101 East Mill Street
Before 1830, John Coleman erected a large windmill at the corner of Main and Mill where this building stands today. He also owned a mill next door. The mill was changed into an ox-mill in 1837 and destroyed by fire in 1857, when it was a steam mill.
Courthouse records indicate the corner was sold by Ferdinand and Wilhelmina Rose to Conrad Stroh on August 6, 1841. The Martin Dunn family had a general store at this location in 1852 and a three-story building was constructed on the corner about 1860, after the fire of 1857.
The Stroh family used this building as a general store and a saloon until the late 1890's. It is often referred to as the Stroh Building. Originally the building was used as three separate buildings. At one time there was a wall (three bricks thick), running through the building from west to east. The wall had been removed from the first floor, but remained on the second floor and was supported by boards on top of two steel pillars. Between 1890 and 1910, the third floor was removed because the owner did not want to pay taxed on a three-story building. The old third story dance floor is still visible on the present day attic.
By 1904, a bakery was established in the building by the Schulmeister family. E. Fred Schulmeister had come from Germany a few years earlier. By 1908, the floor under the bake oven
had broken down so much that Schulmeister moved his bakery to the Heer Building at 211 South Main Street. The bakery served the community from its new location for more than 60 years.

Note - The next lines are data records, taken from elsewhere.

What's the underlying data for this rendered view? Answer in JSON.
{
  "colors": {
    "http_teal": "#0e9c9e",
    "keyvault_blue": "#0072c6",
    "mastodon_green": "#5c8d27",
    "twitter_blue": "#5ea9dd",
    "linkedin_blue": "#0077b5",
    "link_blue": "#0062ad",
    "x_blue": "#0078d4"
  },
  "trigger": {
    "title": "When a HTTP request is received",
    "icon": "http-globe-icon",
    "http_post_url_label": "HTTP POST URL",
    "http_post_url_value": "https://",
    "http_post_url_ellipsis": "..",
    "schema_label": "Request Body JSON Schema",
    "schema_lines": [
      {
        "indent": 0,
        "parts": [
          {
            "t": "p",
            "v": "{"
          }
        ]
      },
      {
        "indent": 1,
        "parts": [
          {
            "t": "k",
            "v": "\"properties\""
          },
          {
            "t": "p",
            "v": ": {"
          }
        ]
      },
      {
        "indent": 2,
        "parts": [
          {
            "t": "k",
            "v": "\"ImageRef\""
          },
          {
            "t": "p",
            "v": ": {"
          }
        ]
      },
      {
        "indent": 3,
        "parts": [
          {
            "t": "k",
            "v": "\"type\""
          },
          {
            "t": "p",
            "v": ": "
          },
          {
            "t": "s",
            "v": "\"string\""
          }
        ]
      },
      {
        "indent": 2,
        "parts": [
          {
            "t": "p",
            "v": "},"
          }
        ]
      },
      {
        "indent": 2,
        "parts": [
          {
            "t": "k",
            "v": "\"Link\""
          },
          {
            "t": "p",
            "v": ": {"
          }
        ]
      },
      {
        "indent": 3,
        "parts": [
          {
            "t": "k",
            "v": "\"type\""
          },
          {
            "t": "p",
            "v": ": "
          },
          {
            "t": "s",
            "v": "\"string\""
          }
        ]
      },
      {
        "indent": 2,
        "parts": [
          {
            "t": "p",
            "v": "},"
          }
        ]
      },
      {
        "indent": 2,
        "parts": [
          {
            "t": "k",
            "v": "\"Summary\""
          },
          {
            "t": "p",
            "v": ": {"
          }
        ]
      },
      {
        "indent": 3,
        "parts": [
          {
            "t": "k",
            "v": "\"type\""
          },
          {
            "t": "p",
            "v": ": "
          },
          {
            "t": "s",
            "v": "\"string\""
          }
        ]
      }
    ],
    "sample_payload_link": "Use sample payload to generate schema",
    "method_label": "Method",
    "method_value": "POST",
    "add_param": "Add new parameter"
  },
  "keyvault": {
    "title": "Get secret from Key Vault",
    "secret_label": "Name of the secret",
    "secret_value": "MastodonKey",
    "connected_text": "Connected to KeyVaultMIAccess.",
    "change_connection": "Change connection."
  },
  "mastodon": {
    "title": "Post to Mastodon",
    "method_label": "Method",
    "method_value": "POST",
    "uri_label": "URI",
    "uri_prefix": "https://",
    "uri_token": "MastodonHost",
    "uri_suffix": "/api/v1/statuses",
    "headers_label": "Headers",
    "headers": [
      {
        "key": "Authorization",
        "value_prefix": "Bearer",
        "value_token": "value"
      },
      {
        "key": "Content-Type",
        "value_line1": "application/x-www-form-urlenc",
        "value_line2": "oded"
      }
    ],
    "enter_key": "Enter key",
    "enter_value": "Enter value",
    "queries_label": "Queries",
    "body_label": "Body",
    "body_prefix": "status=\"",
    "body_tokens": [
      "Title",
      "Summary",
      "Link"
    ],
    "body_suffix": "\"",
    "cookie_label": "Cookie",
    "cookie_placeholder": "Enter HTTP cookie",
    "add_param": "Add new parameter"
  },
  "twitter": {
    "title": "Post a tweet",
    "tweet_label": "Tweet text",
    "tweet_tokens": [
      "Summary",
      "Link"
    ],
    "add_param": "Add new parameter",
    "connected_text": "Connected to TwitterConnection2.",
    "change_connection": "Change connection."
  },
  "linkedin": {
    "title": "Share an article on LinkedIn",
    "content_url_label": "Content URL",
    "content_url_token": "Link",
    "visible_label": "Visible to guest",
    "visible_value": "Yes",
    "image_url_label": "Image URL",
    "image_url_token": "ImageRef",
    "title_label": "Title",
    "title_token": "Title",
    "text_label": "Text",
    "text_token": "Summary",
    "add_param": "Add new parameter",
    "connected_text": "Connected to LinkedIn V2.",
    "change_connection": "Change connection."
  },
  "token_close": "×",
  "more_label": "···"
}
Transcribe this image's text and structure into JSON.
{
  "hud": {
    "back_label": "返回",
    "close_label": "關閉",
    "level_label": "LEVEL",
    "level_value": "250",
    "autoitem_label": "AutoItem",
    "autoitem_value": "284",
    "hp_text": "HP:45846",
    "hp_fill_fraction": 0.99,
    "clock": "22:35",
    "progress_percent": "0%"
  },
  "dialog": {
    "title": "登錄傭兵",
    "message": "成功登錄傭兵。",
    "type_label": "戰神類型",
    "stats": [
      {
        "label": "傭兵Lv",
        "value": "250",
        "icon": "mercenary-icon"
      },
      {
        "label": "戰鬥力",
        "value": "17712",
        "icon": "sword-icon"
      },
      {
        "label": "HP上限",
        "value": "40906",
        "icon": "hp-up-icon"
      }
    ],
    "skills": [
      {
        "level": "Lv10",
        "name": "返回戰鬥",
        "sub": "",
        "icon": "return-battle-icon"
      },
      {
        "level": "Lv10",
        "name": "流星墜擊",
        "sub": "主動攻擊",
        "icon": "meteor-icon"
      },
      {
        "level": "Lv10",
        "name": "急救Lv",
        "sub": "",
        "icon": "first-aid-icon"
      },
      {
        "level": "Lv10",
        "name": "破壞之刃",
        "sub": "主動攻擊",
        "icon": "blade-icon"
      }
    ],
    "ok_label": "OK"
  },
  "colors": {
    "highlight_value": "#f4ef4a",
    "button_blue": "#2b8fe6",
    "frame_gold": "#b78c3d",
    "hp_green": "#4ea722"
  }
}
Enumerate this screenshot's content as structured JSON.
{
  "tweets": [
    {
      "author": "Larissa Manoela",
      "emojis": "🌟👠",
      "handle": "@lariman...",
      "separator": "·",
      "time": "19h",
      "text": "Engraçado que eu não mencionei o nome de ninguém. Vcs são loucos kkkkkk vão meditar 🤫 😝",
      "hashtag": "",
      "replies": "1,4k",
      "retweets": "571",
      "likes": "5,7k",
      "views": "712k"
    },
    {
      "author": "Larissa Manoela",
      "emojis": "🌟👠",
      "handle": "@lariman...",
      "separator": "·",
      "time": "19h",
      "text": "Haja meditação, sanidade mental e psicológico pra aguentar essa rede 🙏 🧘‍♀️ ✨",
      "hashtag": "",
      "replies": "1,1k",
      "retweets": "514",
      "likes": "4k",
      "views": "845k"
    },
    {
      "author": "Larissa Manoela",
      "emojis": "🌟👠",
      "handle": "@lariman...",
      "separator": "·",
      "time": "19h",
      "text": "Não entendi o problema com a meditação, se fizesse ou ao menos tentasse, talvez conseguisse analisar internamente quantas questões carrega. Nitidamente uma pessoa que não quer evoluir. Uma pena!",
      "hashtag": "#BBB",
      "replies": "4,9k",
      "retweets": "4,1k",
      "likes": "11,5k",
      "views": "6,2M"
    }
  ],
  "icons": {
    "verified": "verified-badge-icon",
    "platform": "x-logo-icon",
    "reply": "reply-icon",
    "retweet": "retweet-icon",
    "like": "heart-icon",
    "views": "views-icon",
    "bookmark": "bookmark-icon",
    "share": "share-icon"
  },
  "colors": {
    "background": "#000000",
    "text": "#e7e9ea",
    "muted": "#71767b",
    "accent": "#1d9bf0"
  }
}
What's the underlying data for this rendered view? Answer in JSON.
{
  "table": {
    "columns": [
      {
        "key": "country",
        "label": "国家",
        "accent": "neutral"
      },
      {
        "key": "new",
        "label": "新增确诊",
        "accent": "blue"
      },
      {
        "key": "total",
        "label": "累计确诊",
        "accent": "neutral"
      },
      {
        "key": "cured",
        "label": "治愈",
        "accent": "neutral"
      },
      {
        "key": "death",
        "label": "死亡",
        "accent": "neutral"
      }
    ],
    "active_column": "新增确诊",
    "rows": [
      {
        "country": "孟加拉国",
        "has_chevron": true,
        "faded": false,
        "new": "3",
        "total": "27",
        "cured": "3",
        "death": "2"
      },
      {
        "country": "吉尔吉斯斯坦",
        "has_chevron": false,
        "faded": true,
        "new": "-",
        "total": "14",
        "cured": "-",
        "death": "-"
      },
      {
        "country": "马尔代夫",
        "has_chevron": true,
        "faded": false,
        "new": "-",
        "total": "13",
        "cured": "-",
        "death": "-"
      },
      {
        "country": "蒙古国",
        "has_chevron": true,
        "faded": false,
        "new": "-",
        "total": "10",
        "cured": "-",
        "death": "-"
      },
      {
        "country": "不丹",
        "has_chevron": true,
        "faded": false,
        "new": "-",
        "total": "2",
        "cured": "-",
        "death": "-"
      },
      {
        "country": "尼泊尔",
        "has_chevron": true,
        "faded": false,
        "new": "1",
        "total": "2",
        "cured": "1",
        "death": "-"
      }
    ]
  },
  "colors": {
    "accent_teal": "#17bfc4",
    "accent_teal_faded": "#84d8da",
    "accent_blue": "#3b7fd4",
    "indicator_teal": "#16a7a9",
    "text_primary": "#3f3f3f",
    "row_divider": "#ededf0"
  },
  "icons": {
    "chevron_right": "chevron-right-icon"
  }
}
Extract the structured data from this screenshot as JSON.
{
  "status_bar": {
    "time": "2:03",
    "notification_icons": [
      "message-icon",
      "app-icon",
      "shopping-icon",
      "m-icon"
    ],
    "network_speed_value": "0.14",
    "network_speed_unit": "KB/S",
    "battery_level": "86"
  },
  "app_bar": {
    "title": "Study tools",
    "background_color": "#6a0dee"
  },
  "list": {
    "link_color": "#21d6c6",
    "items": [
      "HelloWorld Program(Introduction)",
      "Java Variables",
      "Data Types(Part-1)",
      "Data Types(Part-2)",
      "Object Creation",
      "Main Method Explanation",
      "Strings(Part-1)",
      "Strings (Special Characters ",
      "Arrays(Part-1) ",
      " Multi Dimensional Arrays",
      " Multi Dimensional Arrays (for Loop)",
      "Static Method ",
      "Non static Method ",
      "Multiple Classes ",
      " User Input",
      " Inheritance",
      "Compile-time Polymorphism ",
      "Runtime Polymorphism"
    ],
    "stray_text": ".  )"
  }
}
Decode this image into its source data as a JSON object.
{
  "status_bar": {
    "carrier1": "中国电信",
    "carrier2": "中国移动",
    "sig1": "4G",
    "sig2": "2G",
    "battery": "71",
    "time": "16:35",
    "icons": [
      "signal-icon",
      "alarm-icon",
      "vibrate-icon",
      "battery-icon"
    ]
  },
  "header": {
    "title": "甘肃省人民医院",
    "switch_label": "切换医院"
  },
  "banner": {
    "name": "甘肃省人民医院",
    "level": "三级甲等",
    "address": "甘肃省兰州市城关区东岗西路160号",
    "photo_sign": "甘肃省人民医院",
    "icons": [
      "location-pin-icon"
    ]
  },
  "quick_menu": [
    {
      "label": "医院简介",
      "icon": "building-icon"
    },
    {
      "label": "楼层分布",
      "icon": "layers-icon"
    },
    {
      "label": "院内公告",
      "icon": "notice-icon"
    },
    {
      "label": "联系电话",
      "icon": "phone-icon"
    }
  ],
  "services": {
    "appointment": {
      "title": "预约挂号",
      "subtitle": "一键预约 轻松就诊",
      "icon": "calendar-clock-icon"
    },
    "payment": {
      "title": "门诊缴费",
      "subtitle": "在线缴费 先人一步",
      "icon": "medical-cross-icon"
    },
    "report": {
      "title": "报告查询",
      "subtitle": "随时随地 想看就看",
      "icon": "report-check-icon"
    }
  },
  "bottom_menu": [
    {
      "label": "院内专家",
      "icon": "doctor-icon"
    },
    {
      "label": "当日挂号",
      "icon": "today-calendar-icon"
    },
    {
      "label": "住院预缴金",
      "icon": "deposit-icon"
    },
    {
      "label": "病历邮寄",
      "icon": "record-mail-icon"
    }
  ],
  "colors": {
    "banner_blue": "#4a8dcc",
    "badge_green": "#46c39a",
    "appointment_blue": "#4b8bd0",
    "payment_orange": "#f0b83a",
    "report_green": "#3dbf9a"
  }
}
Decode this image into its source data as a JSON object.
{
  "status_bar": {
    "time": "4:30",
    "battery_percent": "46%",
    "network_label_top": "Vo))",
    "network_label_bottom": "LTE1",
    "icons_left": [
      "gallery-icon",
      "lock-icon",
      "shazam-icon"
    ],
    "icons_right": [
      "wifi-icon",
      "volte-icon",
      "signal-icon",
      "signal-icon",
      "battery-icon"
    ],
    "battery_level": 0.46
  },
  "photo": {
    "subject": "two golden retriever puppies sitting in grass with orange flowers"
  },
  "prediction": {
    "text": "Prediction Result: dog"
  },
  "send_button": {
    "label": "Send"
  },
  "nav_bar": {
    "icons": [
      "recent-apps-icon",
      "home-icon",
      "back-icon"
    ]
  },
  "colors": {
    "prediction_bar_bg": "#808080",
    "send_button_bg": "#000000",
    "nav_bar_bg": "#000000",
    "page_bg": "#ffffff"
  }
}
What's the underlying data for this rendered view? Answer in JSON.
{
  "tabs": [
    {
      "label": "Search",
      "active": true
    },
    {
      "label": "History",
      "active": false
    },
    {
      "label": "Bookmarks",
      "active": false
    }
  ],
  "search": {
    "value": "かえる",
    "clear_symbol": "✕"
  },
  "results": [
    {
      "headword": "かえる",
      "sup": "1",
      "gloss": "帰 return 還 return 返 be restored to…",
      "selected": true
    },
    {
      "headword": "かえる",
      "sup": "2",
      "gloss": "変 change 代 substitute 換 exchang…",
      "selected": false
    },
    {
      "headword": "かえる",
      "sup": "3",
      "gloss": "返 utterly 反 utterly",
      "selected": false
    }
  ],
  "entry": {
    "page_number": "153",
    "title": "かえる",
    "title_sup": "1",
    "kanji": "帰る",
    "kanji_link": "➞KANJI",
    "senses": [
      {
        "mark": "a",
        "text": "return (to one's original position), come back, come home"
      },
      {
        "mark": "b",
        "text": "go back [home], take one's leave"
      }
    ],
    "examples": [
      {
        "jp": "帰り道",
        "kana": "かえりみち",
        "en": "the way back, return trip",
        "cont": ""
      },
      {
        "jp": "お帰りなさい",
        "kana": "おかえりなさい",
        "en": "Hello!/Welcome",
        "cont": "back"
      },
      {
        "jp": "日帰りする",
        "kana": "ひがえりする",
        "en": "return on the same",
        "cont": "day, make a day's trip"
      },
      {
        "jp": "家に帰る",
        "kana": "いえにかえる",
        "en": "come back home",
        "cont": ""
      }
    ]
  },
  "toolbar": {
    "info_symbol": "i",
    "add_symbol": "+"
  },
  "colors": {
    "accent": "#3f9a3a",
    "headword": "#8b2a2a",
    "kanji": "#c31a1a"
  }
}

The Stroh family sold the building to Charles F. Roever on February 21, 1920. The Roevers operated a café from 1919 to 1952. Olga Roever sold the building to Raymond and Mathilda Newbarth on February 27, 1967 and for the next 16 years it housed Newbarth Sheet Metal. On July 5,1983, Jay and Mary Ellen Huetsch purchased the building and remodeled it into a law office with an upstairs apartment. Today this building houses Adams & Huetsch Law Office and Mon Clair Title Company.